Un style ou des styles pour ce millésime dans le Médoc ? La réponse de Christophe Coupez, directeur du centre œnologique de Pauillac, émanation de la Chambre d’agriculture de la Gironde, qui conseille principalement des châteaux sur les huit appellations médocaines.

« Je dirais plutôt un style. Au niveau des bases, le millésime est assez homogène. Les différences éventuelles viendront plutôt des modalités d’élevage choisies par chaque producteur », affirme Christophe Coupez. Et de détailler : « on a eu une maturation quasi-parfaite, sans frein ni facteur limitant ou stressant pour la vigne, avec à la clé des profils aromatiques assez inédits, avec de belles complexités aromatiques, notamment sur les cabernets sauvignons.
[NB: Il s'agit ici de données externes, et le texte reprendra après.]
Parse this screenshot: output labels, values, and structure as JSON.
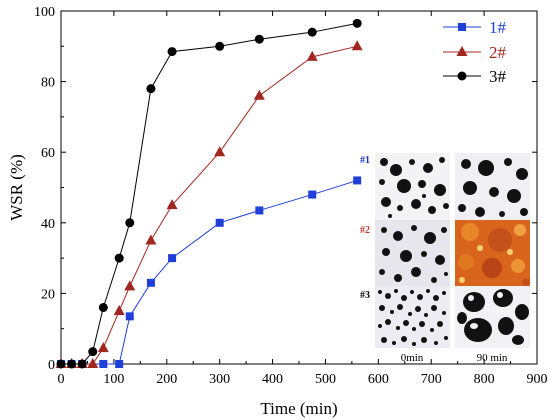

Il y a aussi une grosse richesse en sucres, avec des niveaux d’alcool un peu plus élevés qu’en moyenne, mais une jolie acidité qui contrebalance et fait qu’on ne sent pas la dominante alcooleuse. Dans notre secteur cette année, il y a également dans les assemblages des proportions un peu plus importantes de petit verdot que d’habitude, sûrement du fait de la petite taille des baies de cabernet » expose l’œnologue. Finalement, « ce 2018 est un peu le compromis entre l’ouverture aromatique et le plaisir immédiat de 2009, et le bel équilibre de 2010. Sur l’expression aromatique, on a des choses très abouties, mûres, solaires, des vins qui se livrent assez facilement, comme en 2009. Mais ce millésime fait aussi penser à des 2010, 2016, ou 2005, très riches à tous les points de vue, avec notamment de grosses acidités. En résumé, en 2018, les vins sont très riches, avec une grosse couleur est une grosse structure tannique, mais des tanins très moelleux, avec très peu d’agressivité. Globalement ça frôle quand même la perfection ! »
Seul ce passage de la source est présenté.